Woods also criticized the income tax cuts delivered by Treasurer Frydenberg as being “not as well designed as they could be”.

The changes in the thresholds take effect as soon as the legislation is passed and the ATO can make the adjustment, she said, but the tax offset – “which is really where the action in for low and middle income earners” – won’t be received until tax returns are completed next year.

“That for me is the real kicker in the package,” Wood said, noting that tax offsets tend to work better as stimulus rather than payments. “We know that lower and middle income earners are the ones that are spending more as a percentage of income relative to high income earners during this crisis so my concern is [that] holding off those tax offsets to July… we’re not really going to get that kicker when we need it.”

Not enough certainty has been given around Jobkeeper either, Wood argued, with the government waiting on the prevailing economic conditions before deciding how to taper down payments. “My argument would be… what is the basic minimum people need?” she said.

The budget also missed an opportunity to make progress on the issue of childcare, Woods lamented, which has the potential to provide a direct boost to employment.

“It’s a really important long-term reform… particularly for women,” she said. “There’s very little incentive for people to work more than 3 days per week.”

Tahn Sharpe is a Sydney-based financial services journalist with a background in financial planning. He writes on advice, superannuation, investment, banking and insurance issues, is a certified SMSF Adviser and holds an Advanced Diploma of Financial Planning. Contact at [email protected]
One comment on “No regrets, no zombies: What the budget got right and wrong”
  1. Avatar Jeremy Wright

    I suppose the proof will be in how small to medium size Business will react.

    I will look to bring on a new employee in January based on the help the Government is providing.

    Consumer confidence can only grow if Australians feel secure that their job will be there going forward.

    The Government understand and may have learned from the last seven months, that a healthy Private Business sector is the only way for an economy to progress.

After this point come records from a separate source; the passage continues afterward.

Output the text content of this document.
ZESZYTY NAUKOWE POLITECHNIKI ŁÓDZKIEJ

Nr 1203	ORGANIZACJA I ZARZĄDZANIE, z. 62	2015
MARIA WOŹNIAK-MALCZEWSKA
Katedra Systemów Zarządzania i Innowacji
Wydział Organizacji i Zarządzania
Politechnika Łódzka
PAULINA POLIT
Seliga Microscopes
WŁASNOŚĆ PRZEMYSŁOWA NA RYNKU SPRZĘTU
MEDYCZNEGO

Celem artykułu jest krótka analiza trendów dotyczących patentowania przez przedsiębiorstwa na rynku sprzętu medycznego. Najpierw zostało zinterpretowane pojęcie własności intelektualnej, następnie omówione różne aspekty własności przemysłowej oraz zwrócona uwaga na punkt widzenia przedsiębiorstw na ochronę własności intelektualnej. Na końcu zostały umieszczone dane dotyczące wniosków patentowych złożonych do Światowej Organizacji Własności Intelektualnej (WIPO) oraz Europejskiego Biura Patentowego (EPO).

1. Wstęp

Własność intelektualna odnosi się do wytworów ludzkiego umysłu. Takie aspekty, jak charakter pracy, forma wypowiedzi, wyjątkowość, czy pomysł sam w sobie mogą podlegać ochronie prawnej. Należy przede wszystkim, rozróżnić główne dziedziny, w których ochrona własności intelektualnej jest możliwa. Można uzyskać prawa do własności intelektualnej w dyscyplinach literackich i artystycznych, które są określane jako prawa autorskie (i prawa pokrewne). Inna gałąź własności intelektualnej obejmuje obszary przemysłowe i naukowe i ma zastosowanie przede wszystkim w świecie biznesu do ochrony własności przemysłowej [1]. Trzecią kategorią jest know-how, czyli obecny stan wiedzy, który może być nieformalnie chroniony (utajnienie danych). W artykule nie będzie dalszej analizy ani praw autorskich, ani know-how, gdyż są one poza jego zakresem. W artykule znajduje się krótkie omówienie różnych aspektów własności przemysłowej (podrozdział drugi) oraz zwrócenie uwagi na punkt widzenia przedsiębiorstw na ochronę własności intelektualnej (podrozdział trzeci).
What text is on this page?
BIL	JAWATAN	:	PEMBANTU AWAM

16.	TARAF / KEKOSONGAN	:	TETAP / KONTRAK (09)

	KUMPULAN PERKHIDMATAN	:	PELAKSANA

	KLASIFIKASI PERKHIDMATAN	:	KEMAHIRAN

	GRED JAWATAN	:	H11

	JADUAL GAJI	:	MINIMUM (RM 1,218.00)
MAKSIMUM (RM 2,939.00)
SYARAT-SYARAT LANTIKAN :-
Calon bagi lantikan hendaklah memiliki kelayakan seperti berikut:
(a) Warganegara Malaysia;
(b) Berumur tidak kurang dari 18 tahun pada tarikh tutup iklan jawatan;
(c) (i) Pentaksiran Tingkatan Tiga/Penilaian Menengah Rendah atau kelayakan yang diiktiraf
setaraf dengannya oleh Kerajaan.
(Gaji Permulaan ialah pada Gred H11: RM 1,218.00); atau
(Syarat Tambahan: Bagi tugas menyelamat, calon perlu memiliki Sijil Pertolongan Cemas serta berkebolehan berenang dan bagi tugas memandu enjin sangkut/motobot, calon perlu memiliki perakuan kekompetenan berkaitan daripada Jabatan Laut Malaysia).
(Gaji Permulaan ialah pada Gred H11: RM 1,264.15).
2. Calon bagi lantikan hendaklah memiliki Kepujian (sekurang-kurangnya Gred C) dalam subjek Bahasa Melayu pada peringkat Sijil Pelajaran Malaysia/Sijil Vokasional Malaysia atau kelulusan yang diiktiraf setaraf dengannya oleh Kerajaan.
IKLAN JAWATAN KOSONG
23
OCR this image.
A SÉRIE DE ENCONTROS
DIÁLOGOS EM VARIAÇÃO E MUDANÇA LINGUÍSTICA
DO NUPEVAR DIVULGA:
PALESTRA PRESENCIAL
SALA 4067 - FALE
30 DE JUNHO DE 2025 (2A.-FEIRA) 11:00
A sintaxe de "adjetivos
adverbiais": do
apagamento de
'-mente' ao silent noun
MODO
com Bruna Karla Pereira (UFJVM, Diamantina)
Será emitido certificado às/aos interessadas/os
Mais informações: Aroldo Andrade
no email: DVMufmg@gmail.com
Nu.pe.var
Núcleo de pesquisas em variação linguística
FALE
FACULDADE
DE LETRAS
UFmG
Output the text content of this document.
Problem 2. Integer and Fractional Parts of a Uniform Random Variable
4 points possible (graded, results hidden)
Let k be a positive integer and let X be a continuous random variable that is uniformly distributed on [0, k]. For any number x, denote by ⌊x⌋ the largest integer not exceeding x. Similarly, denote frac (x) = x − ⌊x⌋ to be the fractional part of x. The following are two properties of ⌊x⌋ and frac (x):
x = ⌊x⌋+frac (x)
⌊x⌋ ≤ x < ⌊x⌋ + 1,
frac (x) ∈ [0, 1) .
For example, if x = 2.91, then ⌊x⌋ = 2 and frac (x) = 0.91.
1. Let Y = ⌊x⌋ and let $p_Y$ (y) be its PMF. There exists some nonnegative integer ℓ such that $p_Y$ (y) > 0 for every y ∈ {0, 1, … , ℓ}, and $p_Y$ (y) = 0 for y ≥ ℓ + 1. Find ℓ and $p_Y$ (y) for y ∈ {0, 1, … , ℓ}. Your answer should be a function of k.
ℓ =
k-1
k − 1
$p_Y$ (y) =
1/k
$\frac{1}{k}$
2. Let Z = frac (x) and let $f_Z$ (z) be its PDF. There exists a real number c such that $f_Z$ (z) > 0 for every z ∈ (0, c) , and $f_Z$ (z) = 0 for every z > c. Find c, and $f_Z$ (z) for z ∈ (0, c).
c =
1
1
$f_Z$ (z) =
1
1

    However, throwing money at a problem, without actually fixing the issues that caused the problem, never works.

    In Australia, the other pressing issue that needs to be addressed and in order for the Private Business sector to rebuild, there must be a dismantling of the Regulatory maze that is slowly killing off Business.

    Australia is the most over regulated country in the world and everyone knows that if the Regulations are too hard to follow, then it becomes a game of ticking boxes and bringing in the Lawyers to argue about interpretation, while Australian Businesses decline.

    Clear, fair, consistent Regulation is the future and is something all Australians crave for, more than handouts that will need to be repaid in the future.